P. Chidambaram brings great credibility to the market. He is that one man in the entire bunch of people who can turn things around. This budget can be described as ‘Budget in Motion’ and did not bring in any surprises or changes in order to gain the confidence of investors, thus creating a continuity of steps taken by him since he took over as Finance Minister last year. We cannot afford to ‘miss’ any FII or FDI in this situation where we have current account deficit under such challenging times. It is very bold and futuristic for sustainable and inclusive growth to overcome the fiscal deficit.
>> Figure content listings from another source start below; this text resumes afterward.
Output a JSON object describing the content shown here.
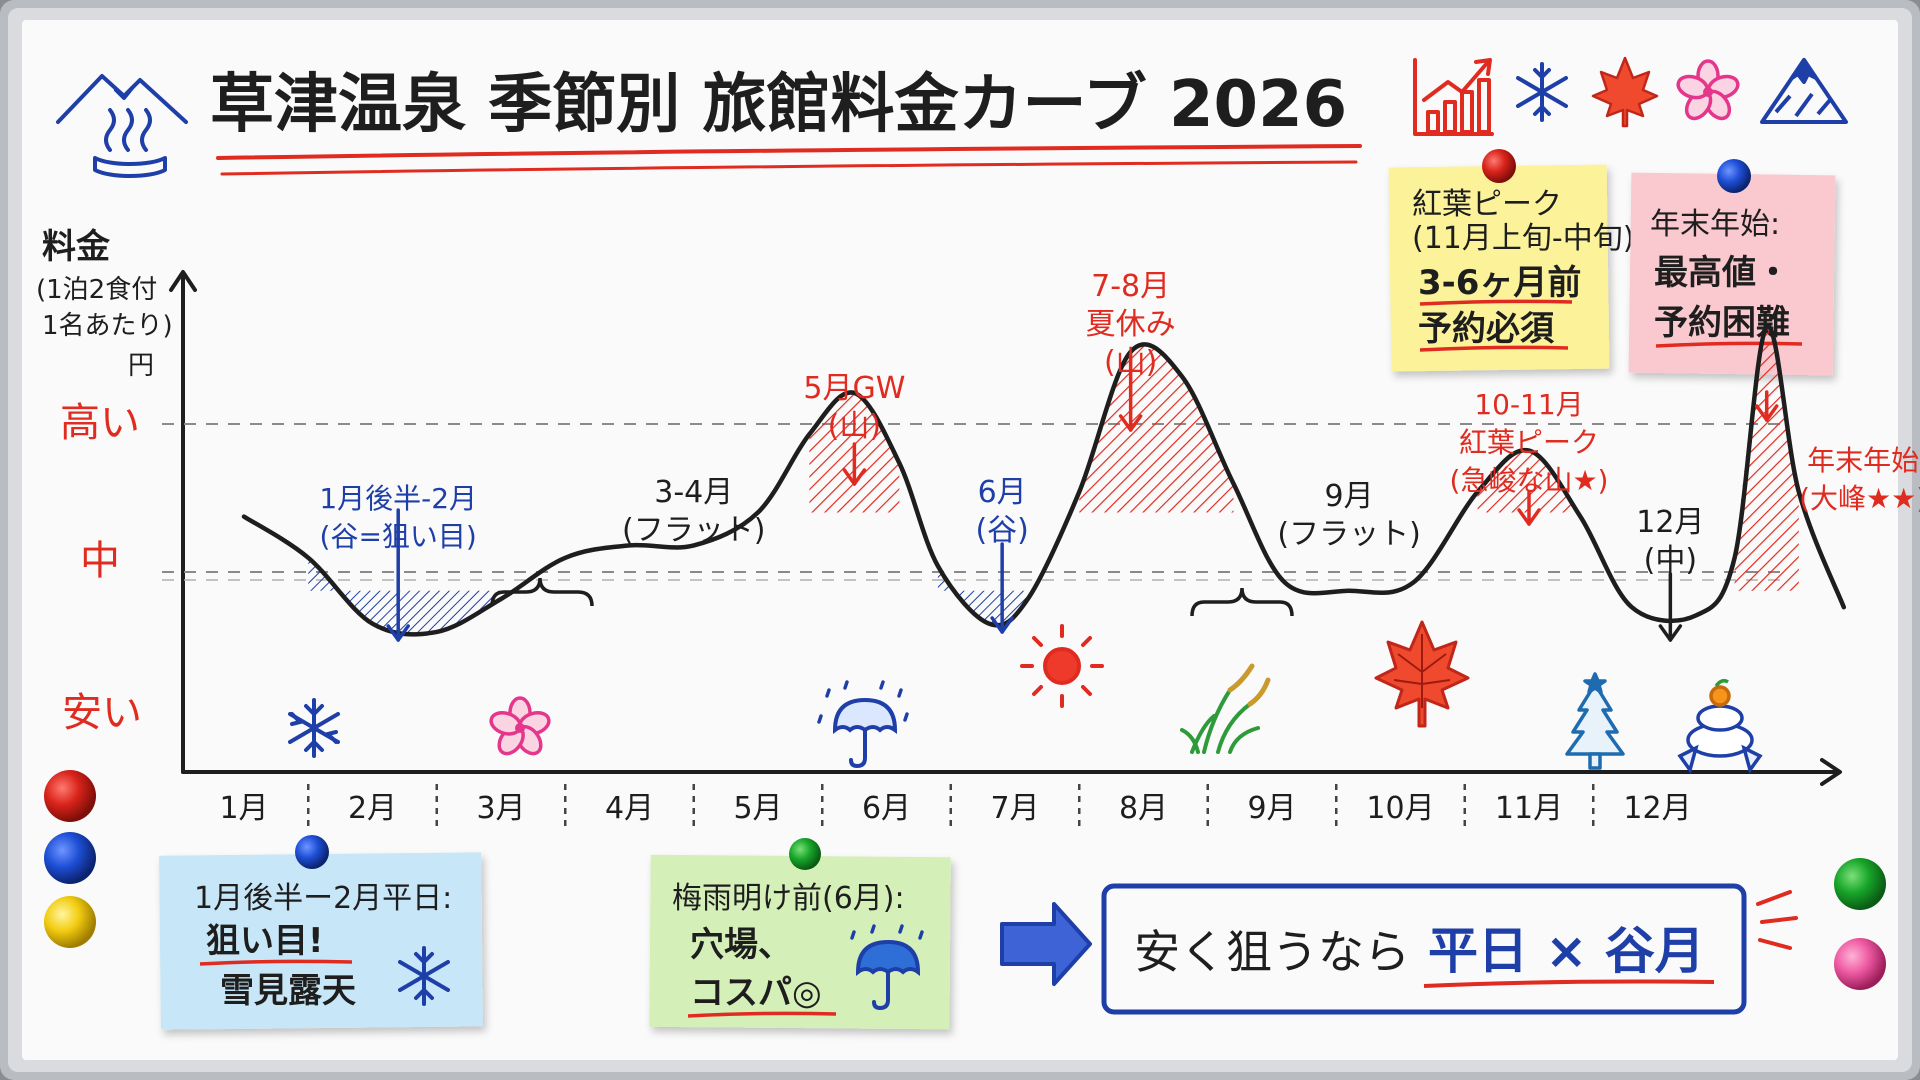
{
  "title": "草津温泉 季節別 旅館料金カーブ 2026",
  "colors": {
    "ink": "#1e1e1e",
    "red": "#e02b20",
    "blue": "#1f3fa8",
    "note_yellow": "#fbf29a",
    "note_pink": "#f9c9cf",
    "note_blue": "#c7e6f7",
    "note_green": "#d5efb8"
  },
  "header_icons": [
    "chart-up-icon",
    "snowflake-icon",
    "maple-leaf-icon",
    "sakura-icon",
    "mountain-icon"
  ],
  "y_axis": {
    "label": [
      "料金",
      "(1泊2食付",
      "1名あたり)",
      "円"
    ],
    "levels": [
      "高い",
      "中",
      "安い"
    ]
  },
  "chart_data": {
    "type": "line",
    "title": "草津温泉 季節別 旅館料金カーブ 2026",
    "x": [
      "1月",
      "2月",
      "3月",
      "4月",
      "5月",
      "6月",
      "7月",
      "8月",
      "9月",
      "10月",
      "11月",
      "12月"
    ],
    "ylabel": "料金 (1泊2食付 1名あたり) 円",
    "y_levels": [
      "安い",
      "中",
      "高い"
    ],
    "ylim": [
      0,
      100
    ],
    "grid": "dashed reference lines at 高い and 中",
    "series": [
      {
        "points": [
          [
            0.0,
            62
          ],
          [
            0.5,
            52
          ],
          [
            1.0,
            36
          ],
          [
            1.5,
            34
          ],
          [
            2.0,
            42
          ],
          [
            2.5,
            52
          ],
          [
            3.0,
            55
          ],
          [
            3.5,
            55
          ],
          [
            4.0,
            63
          ],
          [
            4.4,
            82
          ],
          [
            4.75,
            92
          ],
          [
            5.1,
            75
          ],
          [
            5.4,
            50
          ],
          [
            5.8,
            36
          ],
          [
            6.1,
            42
          ],
          [
            6.5,
            68
          ],
          [
            6.9,
            102
          ],
          [
            7.3,
            96
          ],
          [
            7.7,
            70
          ],
          [
            8.1,
            46
          ],
          [
            8.6,
            44
          ],
          [
            9.1,
            46
          ],
          [
            9.6,
            68
          ],
          [
            10.0,
            78
          ],
          [
            10.4,
            62
          ],
          [
            10.8,
            40
          ],
          [
            11.3,
            38
          ],
          [
            11.6,
            52
          ],
          [
            11.85,
            108
          ],
          [
            12.1,
            68
          ],
          [
            12.45,
            40
          ]
        ]
      }
    ],
    "annotations": [
      {
        "text": [
          "1月後半-2月",
          "(谷=狙い目)"
        ],
        "color": "blue",
        "x": 1.2
      },
      {
        "text": [
          "3-4月",
          "(フラット)"
        ],
        "color": "ink",
        "x": 3.5
      },
      {
        "text": [
          "5月GW",
          "(山)"
        ],
        "color": "red",
        "x": 4.75
      },
      {
        "text": [
          "6月",
          "(谷)"
        ],
        "color": "blue",
        "x": 5.9
      },
      {
        "text": [
          "7-8月",
          "夏休み",
          "(山)"
        ],
        "color": "red",
        "x": 6.9
      },
      {
        "text": [
          "9月",
          "(フラット)"
        ],
        "color": "ink",
        "x": 8.6
      },
      {
        "text": [
          "10-11月",
          "紅葉ピーク",
          "(急峻な山★)"
        ],
        "color": "red",
        "x": 10.0
      },
      {
        "text": [
          "12月",
          "(中)"
        ],
        "color": "ink",
        "x": 11.1
      },
      {
        "text": [
          "年末年始",
          "(大峰★★)"
        ],
        "color": "red",
        "x": 12.6
      }
    ]
  },
  "season_icons": [
    "snowflake-icon",
    "sakura-icon",
    "umbrella-rain-icon",
    "sun-icon",
    "susuki-grass-icon",
    "maple-leaf-icon",
    "christmas-tree-icon",
    "kagami-mochi-icon"
  ],
  "notes": {
    "koyo": {
      "lines": [
        "紅葉ピーク",
        "(11月上旬-中旬):",
        "3-6ヶ月前",
        "予約必須"
      ]
    },
    "nenmatsu": {
      "lines": [
        "年末年始:",
        "最高値・",
        "予約困難"
      ]
    },
    "winter": {
      "lines": [
        "1月後半ー2月平日:",
        "狙い目!",
        "雪見露天"
      ]
    },
    "tsuyu": {
      "lines": [
        "梅雨明け前(6月):",
        "穴場、",
        "コスパ◎"
      ]
    }
  },
  "conclusion": {
    "prefix": "安く狙うなら",
    "highlight": "平日 × 谷月"
  }
}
This budget is, in fact, a good one, aiming to improve the economy with strong focus on infrastructure and rural development and with stress on women, youth and the poor, who constitute a majority of the population. Further, the Finance Minister is investing in sectors such as coal to generate more power on the public-private partnership mode. Also, by increasing the ‘logistic’ efficiencies, he aims to generate more employment opportunities in rural India. This aims to reduce the gap between ‘revenue and expenditure.’
According to him, he can’t curb capital expenditure because that is the only thing that can boost investor confidence. To achieve this, he has taken the bold measures like investment allowance of 15% on capital expenditure (plant and machinery), and that is a real boost to the future investments to achieve inclusive growth.
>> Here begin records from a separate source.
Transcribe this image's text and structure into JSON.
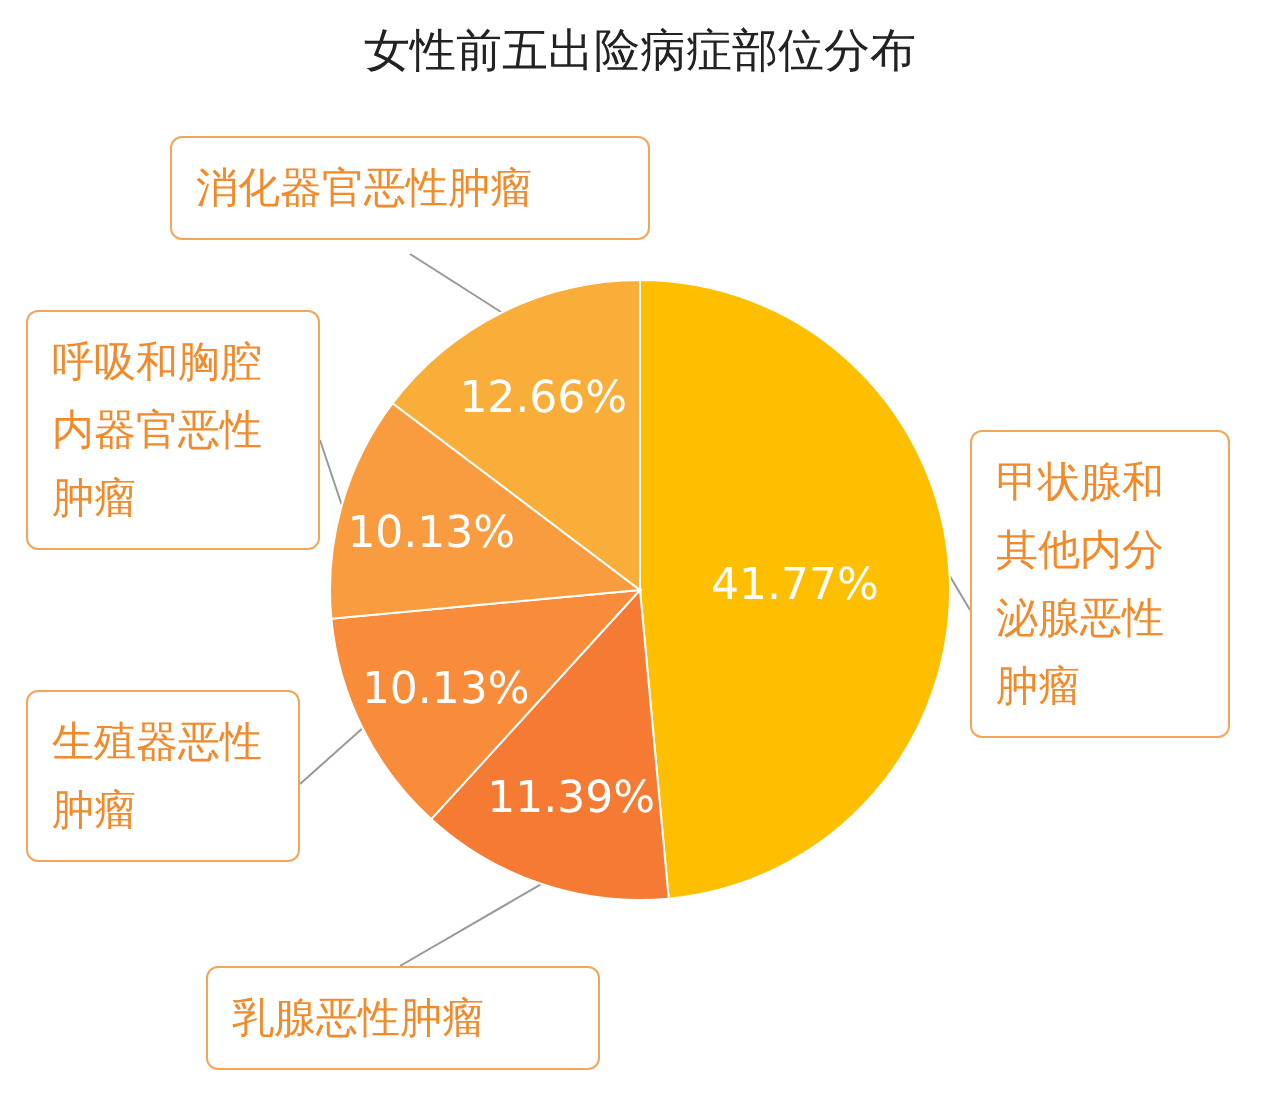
{
  "chart_data": {
    "type": "pie",
    "title": "女性前五出险病症部位分布",
    "categories": [
      "甲状腺和其他内分泌腺恶性肿瘤",
      "乳腺恶性肿瘤",
      "生殖器恶性肿瘤",
      "呼吸和胸腔内器官恶性肿瘤",
      "消化器官恶性肿瘤"
    ],
    "values": [
      41.77,
      11.39,
      10.13,
      10.13,
      12.66
    ],
    "value_labels": [
      "41.77%",
      "11.39%",
      "10.13%",
      "10.13%",
      "12.66%"
    ],
    "colors": [
      "#fdbf00",
      "#f57a34",
      "#f88c3a",
      "#f99c3f",
      "#f9ae3a"
    ]
  }
}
In the automotive industry, there is positive news for the new investors who can enjoy ‘investment incentives’ of 15% of the value of plant and machinery, in addition to the depreciation. On the other side, there is concern at raising the rate of excise duty from 27% to 30% on SUVs. However, considering the growth of the SUV market, this increase may not drastically impact the industry. The increase in customs duty on luxury cars and motorbikes seems to be an effort to raise more revenue, encourage local manufacturing and generate more employment opportunities. The proposal to increase duty on second-hand vehicle from 100% to 125% is a right step. It conveys that India is not ready to accept old vehicles from other countries.
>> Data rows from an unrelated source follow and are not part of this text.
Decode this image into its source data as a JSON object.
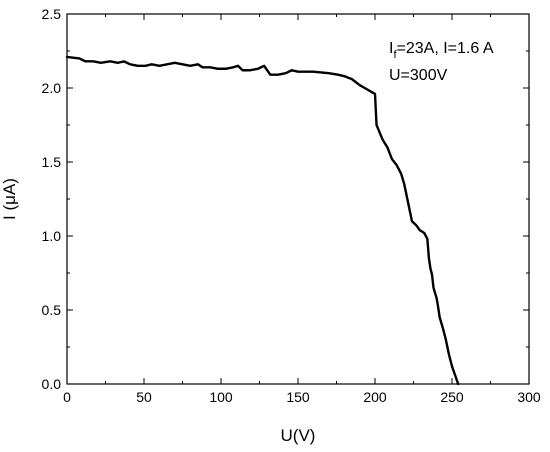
{
  "chart_data": {
    "type": "line",
    "xlabel": "U(V)",
    "ylabel": "I (μA)",
    "xlim": [
      0,
      300
    ],
    "ylim": [
      0,
      2.5
    ],
    "xticks": [
      0,
      50,
      100,
      150,
      200,
      250,
      300
    ],
    "xtick_labels": [
      "0",
      "50",
      "100",
      "150",
      "200",
      "250",
      "300"
    ],
    "yticks": [
      0.0,
      0.5,
      1.0,
      1.5,
      2.0,
      2.5
    ],
    "ytick_labels": [
      "0.0",
      "0.5",
      "1.0",
      "1.5",
      "2.0",
      "2.5"
    ],
    "grid": false,
    "annotations": {
      "current_prefix": "I",
      "current_subscript": "f",
      "current_rest": "=23A, I=1.6 A",
      "voltage": "U=300V"
    },
    "series": [
      {
        "x": [
          0,
          8,
          12,
          17,
          22,
          28,
          33,
          37,
          41,
          46,
          51,
          55,
          60,
          65,
          70,
          75,
          80,
          85,
          88,
          93,
          98,
          103,
          108,
          111,
          114,
          119,
          124,
          128,
          132,
          137,
          142,
          146,
          150,
          160,
          170,
          176,
          180,
          185,
          190,
          195,
          200,
          201,
          203,
          205,
          208,
          211,
          214,
          217,
          219,
          221,
          224,
          227,
          229,
          232,
          234,
          235,
          236,
          237,
          238,
          240,
          241,
          242,
          244,
          246,
          248,
          250,
          252,
          254
        ],
        "y": [
          2.21,
          2.2,
          2.18,
          2.18,
          2.17,
          2.18,
          2.17,
          2.18,
          2.16,
          2.15,
          2.15,
          2.16,
          2.15,
          2.16,
          2.17,
          2.16,
          2.15,
          2.16,
          2.14,
          2.14,
          2.13,
          2.13,
          2.14,
          2.15,
          2.12,
          2.12,
          2.13,
          2.15,
          2.09,
          2.09,
          2.1,
          2.12,
          2.11,
          2.11,
          2.1,
          2.09,
          2.08,
          2.06,
          2.02,
          1.99,
          1.96,
          1.75,
          1.7,
          1.65,
          1.6,
          1.52,
          1.48,
          1.42,
          1.35,
          1.25,
          1.1,
          1.07,
          1.04,
          1.02,
          0.98,
          0.85,
          0.78,
          0.74,
          0.65,
          0.58,
          0.52,
          0.45,
          0.38,
          0.3,
          0.2,
          0.12,
          0.06,
          0.0
        ]
      }
    ]
  }
}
The bottomline is that industry wants Mr. Chidambaram to boost growth, remove inordinate delays in projects and convert populist sops into targeted expenditure. “If you put the stalled projects and the falling economic growth as shown in the pre-budget Economic Survey, you can put the [economic] picture together,” he added.
Given that, the future growth target of 6-6.5% is sustainable, solid and achievable. Without compromising on populism in an ‘election year,’ it is commendable.
(Sunil Rekhi is Chief Financial Officer, Nissan Motor India Pvt. Ltd. He has over 25 years of experience, 15 years of which have been in the automobile industry.)